Луиза похолодела, но покачала головой, глядя сверху вниз на руки мужа, все еще сжимающие ее грудь. Теперь на его руках явственно проступали вены, да, это были старческие руки, но по-прежнему могучие, как и всегда… как сильные, загорелые руки Чарльза. Она издала слабый стон. Бенедикт истолковал его по-своему и был доволен.
– Я всегда сумею возбудить тебя, правда, котенок? Не остаться ли нам дома?
– А как быть с Рокфеллерами? Я думала, мы с ними встречаемся?
– Черт, разумеется. С тобой я обо всем забываю. – Бенедикт взглянул на часы. – Сначала дело. Удовольствие потом, любовь моя.
Завязывая галстук, он словно размышлял вслух:
– Интересно, есть ли у Чарльза личная жизнь? Пора бы ему найти себе новое увлечение, как ты думаешь? Пожалуй, пусть он сначала исполнит свои обязанности и позаботится, чтобы Наташу научили, чему следует, и подготовили к роли звезды, а потом дадим ему отдохнуть немного, чтобы он осмотрелся вокруг. Возможно, я позвоню Сьюзен и узнаю, нет ли у нее на примете подходящей кандидатуры. Должна же она помочь брату.
– Превосходная мысль, – ответила Луиза. Она гордилась собой. Ее слова прозвучали убедительно, словно она полностью поддерживала идею. Может, так оно и было.
Наташе казалось, что большую часть своей жизни она теперь проводит в путешествиях – на машинах, в поездах, на самолетах, колеся из конца в конец по гигантской Америке. Она представляла «лицо» «Луизы Тауэрс» и с помощью демонстраций с использованием поразительных возможностей проекционного телевидения создавала компании репутацию ведущей в области косметической дерматологии. Не сознавая этого, Наташа укрепляла и свою репутацию, пусть хотя бы как «сестры Луизы Тауэрс с волшебными руками».
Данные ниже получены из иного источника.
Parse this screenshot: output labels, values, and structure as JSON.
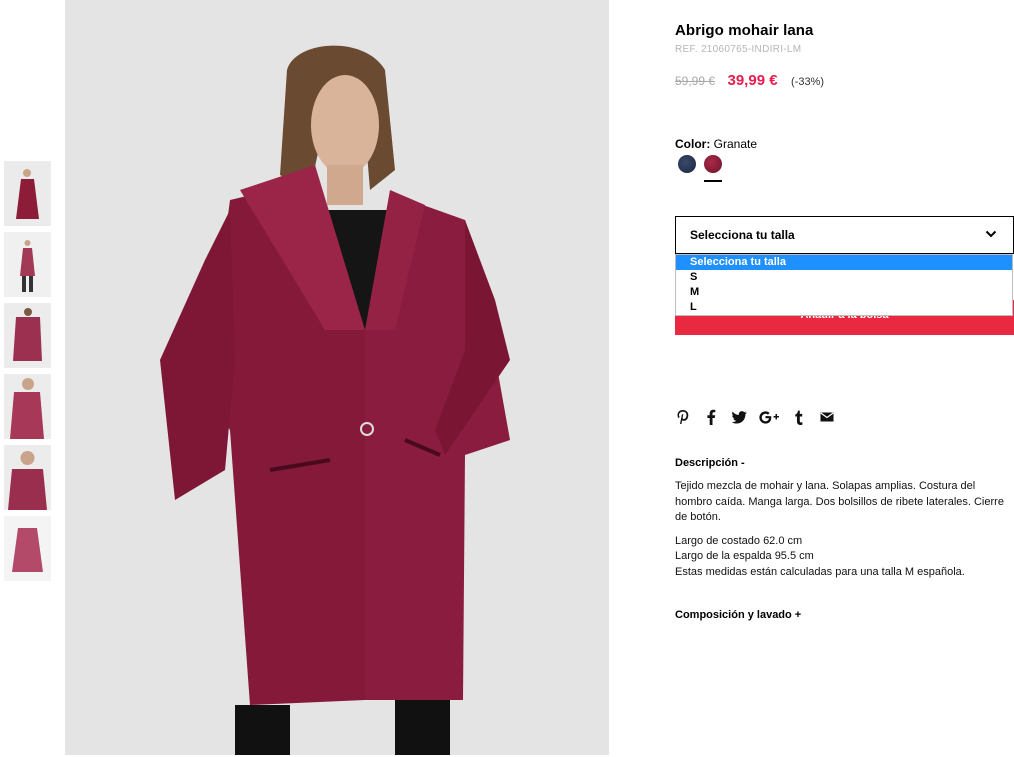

Она привыкла держать собранный чемодан наготове. С помощью Эдди, торгового агента от «Сакса», она обзавелась новым гардеробом, выдержанным в приглушенных, но, слава Богу, по словам Луизы, не в похоронных тонах, Эдди расписал новые туалеты в выражениях, которые Наташа едва понимала: «В этом можно пойти куда угодно и когда угодно, и на работу и поразвлечься, от восхода до заката». Но она не «развлекалась». И не стремилась «поразвлечься».
С раннего утра и до позднего вечера она работала и работала – это все, чем она занималась и чем хотела заниматься. Она начала постепенно оживать только в последние шесть месяцев, с тех пор, как успешно выступила в Лас-Вегасе и Луиза приняла решение занять ее в рекламных турне с проекционным телевидением. Раньше, с момента приезда в Америку, чтобы как-то протянуть часы, дни, недели, ей приходилось притворяться, что на самом деле она не живет здесь, что она всего лишь загостилась у своей знаменитой сестры, что однажды она проснется и поймет, что пора возвращаться домой в распростертые объятия Петера.
Но как-то утром она проснулась – она не могла припомнить, где это произошло, в одном из маленьких городков по пути следования, названия которых так грубо путали в рекламном отделе, – и попросту забыла «притвориться», что ока играет роль в тот день. Впервые после приезда она проспала. Если точнее, ей удалось как следует выспаться ночью, вместо того, чтобы метаться и ворочаться большую часть времени. Вместо четырех или пяти утра часы чудесным образом показывали четверть девятого, а через полчаса за ней должны были заехать и отвезти на ранний показ в отеле в деловой части города. Смешно, что во всех американских городах, больших и малых, имелась «деловая часть», где, очевидно, занимались «делами». Собираясь в спешке, чтобы вовремя одеться и успеть сделать домашнее задание, ознакомившись с информацией о магазине и товарах, которые отдел по сбыту особенно желал представить в тот день, Наташа впервые не ждала никаких новостей из Праги. Она провела этот день, как любой другой служащий «Луизы Тауэрс», осознавая, что живет и работает в Америке.
Естественно, не всякий день походил на тот, но теперь все чаще она жила «по-настоящему» и все реже «как будто». Она все еще плохо спала по ночам, но даже изредка могла позволить себе вспоминать о Кристине, и сердце не разрывалось на части. Она по-прежнему не утратила надежду, но теперь ее надежды ассоциировались с будущим в Америке; она не рассчитывала стать звездой такой величины, как ее сестра, но хотела преуспеть, подобно большинству американцев, с которыми она работала, иметь деньги, достаточно денег, чтобы самой вести розыск своих близких.
Так как она приходилась родственницей семейству Тауэрс, было решено, что Наташа не будет отчитываться перед вице-президентом отдела маркетинга, как другие служащие, занятые в рекламе, а будет обращаться со всеми вопросами непосредственно к высшему руководству «Тауэрс», то есть к Чарльзу. Она вздохнула с облегчением, узнав, что ее начальник не муж Сьюзен Тауэрс, Дэвид Ример. Она чувствовала, что Сьюзен относится к ней с подозрением, тогда как Чарльз – хотелось верить – действительно желает ей добра.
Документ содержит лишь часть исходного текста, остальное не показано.